“Faizler düştü, enflasyon da düşüyor” diyorlar ama çarşı-pazar fiyatları hep yüksekte uçarken, yeni vergiler ve yapılan acımasız zamlar varken düşme nasıl olur, anlamak zor! Diyelim ki, hepsi doğru! Bu zorlama düşüş kalıcı olacak mı, orası önemli!
Geçmişte bu tür inişleri, çıkışları çok gördük.
Böyle durumlarda hep aklıma şu fıkra gelir:
Çobanın köy yerindeki lâkabı “eşek” imiş. Eşek aşağı, eşek yukarı...
Karısı dayanamamış:
“Ula herif” demiş “Git ağaya yalvar, yakar senin bu lâkabını değiştirsin. Benim artık insan içine çıkacak halim kalmadı!”
Çoban, karısının baskısı ile ağaya gitmiş, biraz sonra güle oynaya gelmiş:
“Değiştirdi, değiştirdi! Artık bana eşek demeyecekler!”
“Ya ne diyecekler?”
“Artık lâkabım değişti, bana sıpa diyecekler!”
Karısı “Allah müstehakını versin” demiş “Sen yine büyür, eşek olursun!”
Bizim enflasyon da o hesap!



Günümüzde en çok tartışılan konulardan biri Türkiye’nin adaleti!
Bilindiği gibi, 2 Eylül Pazartesi günü “2019-2020 Adli Yılı” törenle başlayacak.
Törenin Cumhurbaşkanı’nın sarayında yapılacak olması “Yüksek Yargı bir parti genel başkanının ayağına gitmez!” diyen baroları isyan ettirdi.
Türkiye’deki bütün büyük barolar “Yargı’nın siyasetin etkisine girdiği” gerekçesiyle açılış törenine katılmayacak.

★★★

“Yeni Adli Yıl” tartışmaları devam ederken, konunun en yetkin hukukçularından biri olan Anayasa Mahkemesi’nin önceki başkanlarından Yekta Güngör Özden:
“Adalet organlarından beklediğimiz, yargının bağımsızlığının gerçek olduğunu halkımıza inandırmak ve anlatmaktır” diyor ve görüşlerini şöyle özetliyor:
“Bir ülkenin en etkili güneşi adalet güneşidir.
Adaletin gerçekleştiği her yerde barış, esenlik, düzen, dayanışma, insanlık vardır.
Adaletin kuşkuyla karşılandığı ortamlarda, insanların kendilerini huzur içinde hissetmelerinin olanağı yoktur.
Türkiye’de her gün duyduğumuz aykırı işlemler, çelişkiler, kimi yandaşlık sayılacak tutumlar, adalete olan güveni giderek sarsmaktadır.
Bu da bir ülkede bir insanın ya da bir kesimin yapabileceği en büyük yıkımdır!
O yüzden ülkemizde ‘siyasi etkilerle’ karar alınıp işlem yapıldığı, adalet sistemimizin siyasal iktidarın etkisinde kaldığı kuşkusu ve endişeleri giderek artıyor.
Bu, ülkemizi karanlığa sürükleyen nedenlerin başında gelen bir kötülüktür.
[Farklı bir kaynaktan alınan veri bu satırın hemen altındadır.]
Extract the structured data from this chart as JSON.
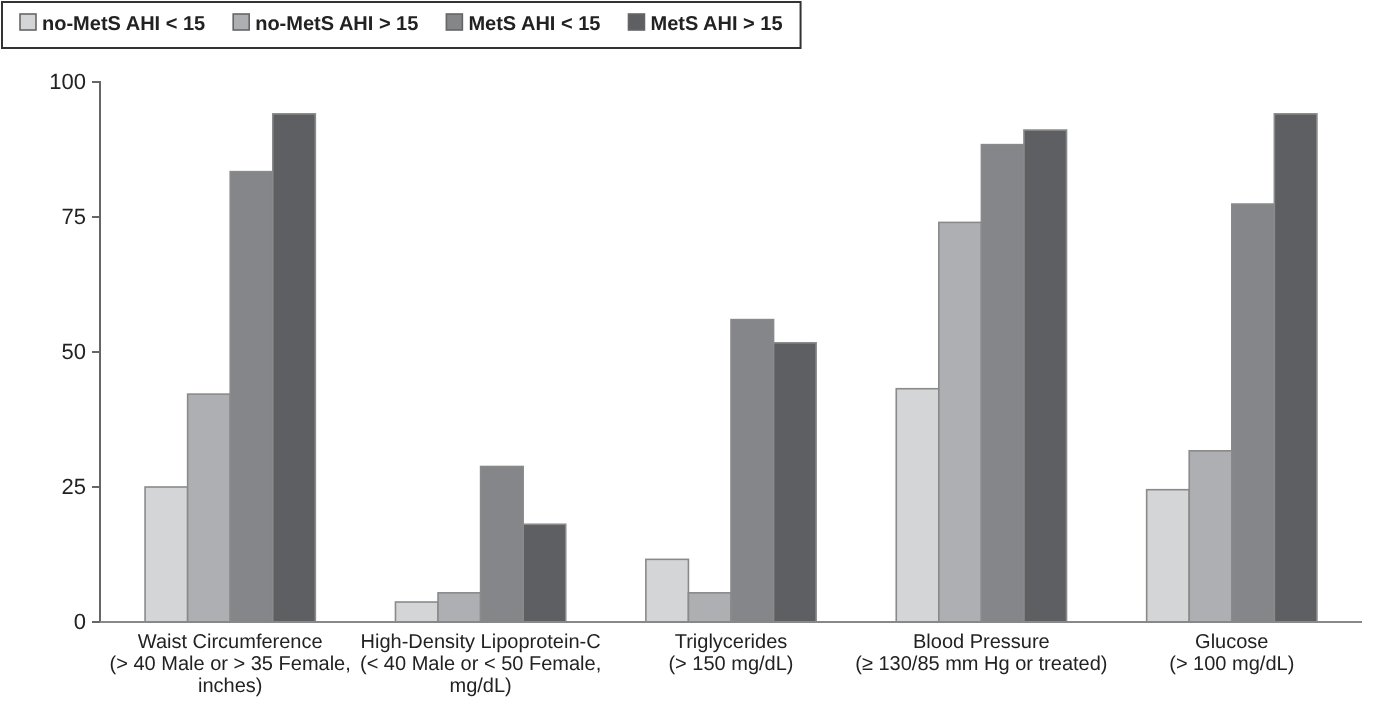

Bu bakımdan adalete çok önem vermemiz gerekiyor.”

★★★

Önceki yıllarda Ankara Barosu’nda başkanlık yapan Yekta Güngör Özden, Adli Yıl’ın açılışının, aynı zamanda parti başkanı olan Cumhurbaşkanı’nın sarayında yapılmasına karşı çıkan (başta öncü İzmir Barosu olmak üzere) tüm Baro Başkanlarını destekliyor ve yürekten kutluyor.

Büyük çelişki!


CHP lideri Kemal Kılıçdaroğlu’nun “Memleketin bu ortamında erken seçim talebimiz olamaz” mealinde konuşması üzerine, eski Sağlık ve Devlet Bakanı Rifat Serdaroğlu “Bu milletin dört yıl daha azap çekmesini mi istiyorsunuz?” diye sormuştu.
Bu iktidar madem ülkeyi kötü duruma getirdi, o halde gitmeli, öyle değil mi?
Fakat hayır! Kılıçdaroğlu “AKP kalsın, kendi pisliğini kendi temizlesin!” diyor.
AKP, kendi bozduğu sistemi düzeltebilecek yetenekte olsa ülkeyi bu duruma getirir miydi?
Kılıçdaroğlu’nun kısa bir süre önce Artvin’in Şavşat İlçesi’nde yaptığı konuşma içine düştüğü çelişkiyi net olarak gösteriyor:

★★★

Kılıçdaroğlu, Şavşat’ta şöyle demişti:
“Türkiye kavgalardan bıktı! Ülke yanlış siyaset nedeniyle farklı yerlere sürüklendi.
İşsiz birisinin, cebinde para olmayan birisinin sokaklarda rahat gezemeyeceğini biliyorlar mı acaba?
Yeter artık ya! Vallahi de billahi de yeter!
Millet artık öyle bir noktaya geldi ki, iş yok, güç yok!
Daha dün Hopa’da bir kadın geldi, ‘3 kızım var, üçü de üniversiteyi bitirdi, işsiz’ dedi.
Hangi, sıkıntılara girdiğini, boğazından kestiğini, onu hangi umutlarla okuttuğunu gayet iyi biliyorum.
Kim iş verecek? Onları düşünen kim? Bu iktidarın yoksulu düşündüğü yok!”
Kılıçdaroğlu bu sözlerinde çok haklı... Millet gerçekten eziyet çekiyor.
Fakat onun haksız olduğu şey “AKP 4 yıl daha iktidarda kalsın” görüşü... Yani millet 4 yıl daha eziyet çeksin, öyle mi?
Türkiye’nin düzlüğe çıkması için bu iktidarın bir an önce demokrasi içinde gitmesi lâzım!

GÜNÜN SÖZÜ

Doğduğum zaman niçin ağladığımı şimdi daha iyi anlıyorum!